For shift to happen, a host (human, swine, bird) must be infected by two influenza viruses at the same time. While that is relatively rare, it does happen.
Without getting too detailed (you can read the report for yourself), what the researchers here have done is to co-infect normal human bronchial epithelial (NHBE) cells in vitro with varying ratios of two influenza viruses; the 2009 H1N1 strain and an older (Tamiflu resistant) seasonal H1N1.
Although not a perfect model for the human model (NHBE lack the immune response that humans would mount), this is believed to be a reasonable test platform for viral reassortment and/or mutation.
In the end, while in most cases the novel H1N1 strain predominated, two nonsynonymous mutations (labeled G1 and G2) were identified and analyzed.
Ferret testing showed that both mutated strains produced higher viral titers, and longer virus shedding, than their parental counterparts.
Ferrets infected with the G1 strain demonstrated substantially more necrotizing bronchiolitis and alveolitis than test animals infected with G2, or either of the parental strains.
Leading the authors to state:
Taken together, our findings showed that two variants selected by coinfection of human cells acquired increased replicative fitness and virulence both in vitro and in vivo
From the discussion portion of the study, they authors write:
Our findings suggest that generation of viable intrasubtype reassortment between currently circulating oseltamivir-resistant seasonal and pandemic viruses is possible but requires initial dominance of the seasonal A/H1N1 strain.
Although we did not observe the emergence of a drug-resistant reassortant, the G2 variant was more fit than its parental strains for replication in ferrets. The lack of detection of such reassortants before now may be explained by a too-low ratio of seasonal to pandemic A/H1N1 strains.
With very little known co-circulating seasonal H1N1 at this time, opportunities for a reassortment of the novel H1N1 virus are admittedly slim. The authors state that the odds currently favor evolution via a less radical antigenic drift rather than an abrupt shift.

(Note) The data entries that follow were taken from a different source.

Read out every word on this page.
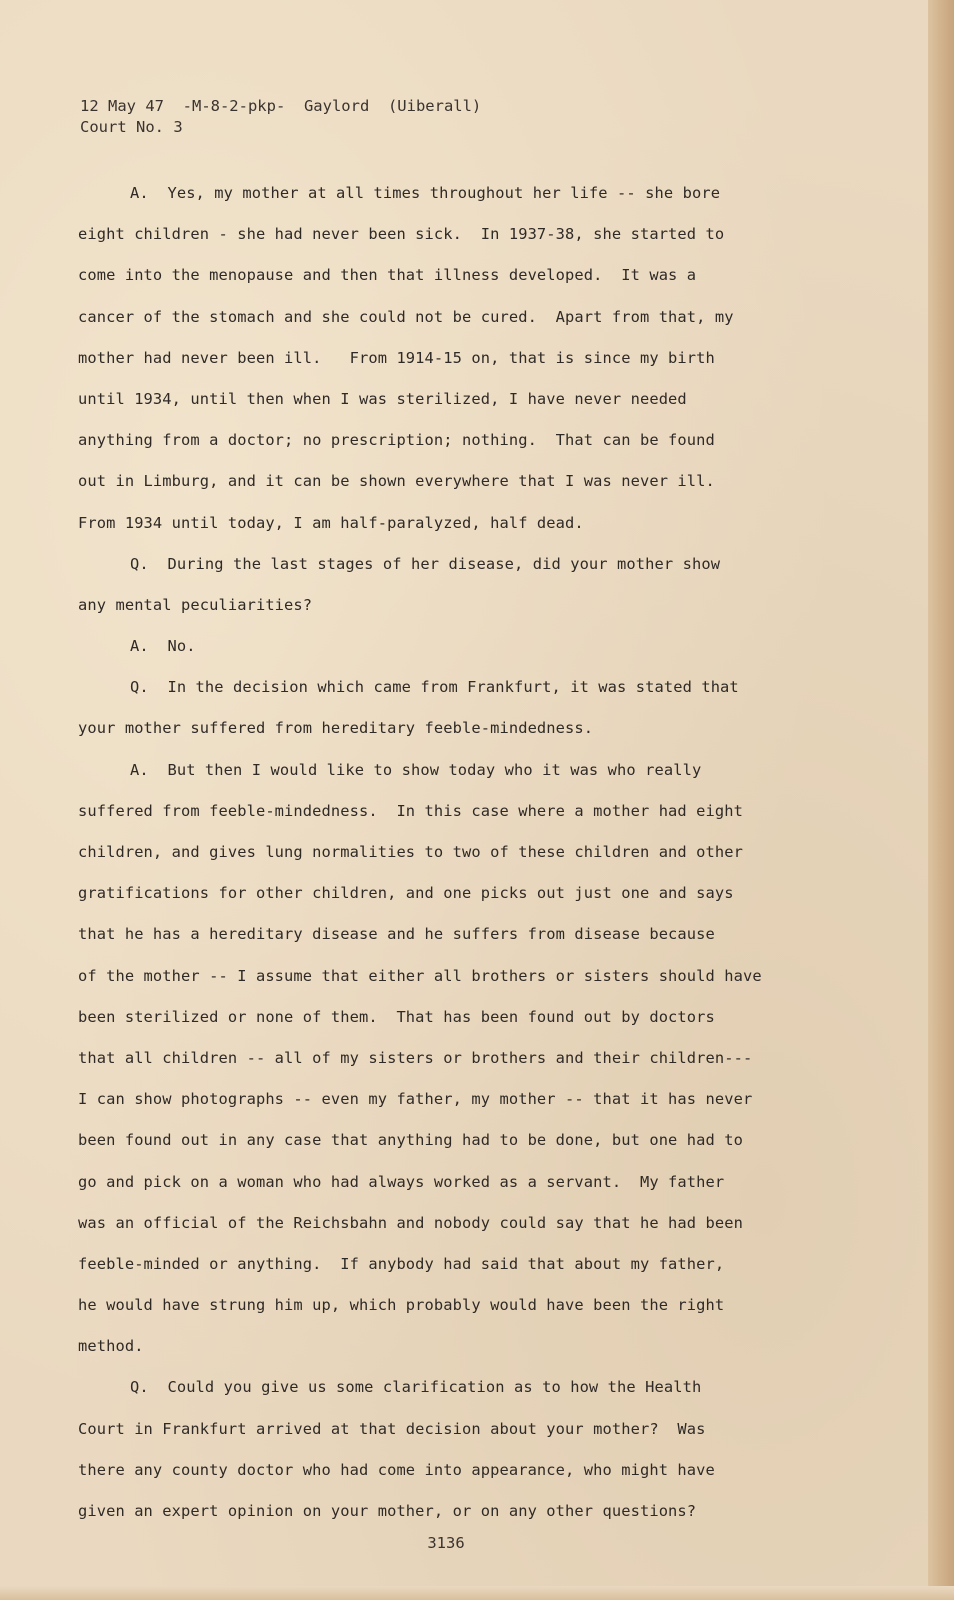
12 May 47  -M-8-2-pkp-  Gaylord  (Uiberall)
Court No. 3
A.  Yes, my mother at all times throughout her life -- she bore
eight children - she had never been sick.  In 1937-38, she started to
come into the menopause and then that illness developed.  It was a
cancer of the stomach and she could not be cured.  Apart from that, my
mother had never been ill.   From 1914-15 on, that is since my birth
until 1934, until then when I was sterilized, I have never needed
anything from a doctor; no prescription; nothing.  That can be found
out in Limburg, and it can be shown everywhere that I was never ill.
From 1934 until today, I am half-paralyzed, half dead.
Q.  During the last stages of her disease, did your mother show
any mental peculiarities?
A.  No.
Q.  In the decision which came from Frankfurt, it was stated that
your mother suffered from hereditary feeble-mindedness.
A.  But then I would like to show today who it was who really
suffered from feeble-mindedness.  In this case where a mother had eight
children, and gives lung normalities to two of these children and other
gratifications for other children, and one picks out just one and says
that he has a hereditary disease and he suffers from disease because
of the mother -- I assume that either all brothers or sisters should have
been sterilized or none of them.  That has been found out by doctors
that all children -- all of my sisters or brothers and their children---
I can show photographs -- even my father, my mother -- that it has never
been found out in any case that anything had to be done, but one had to
go and pick on a woman who had always worked as a servant.  My father
was an official of the Reichsbahn and nobody could say that he had been
feeble-minded or anything.  If anybody had said that about my father,
he would have strung him up, which probably would have been the right
method.
Q.  Could you give us some clarification as to how the Health
Court in Frankfurt arrived at that decision about your mother?  Was
there any county doctor who had come into appearance, who might have
given an expert opinion on your mother, or on any other questions?
3136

But that could change over time. There are other potential contributor viruses beyond seasonal H1N1, such as H5N1.
And changes via antigenic drift could enhance virulence as well.
So the authors suggest that future surveillance of the novel H1N1 virus watch for the adaptive changes identified in this study, as they may serve as a possible early warning sign of increased virulence in the virus.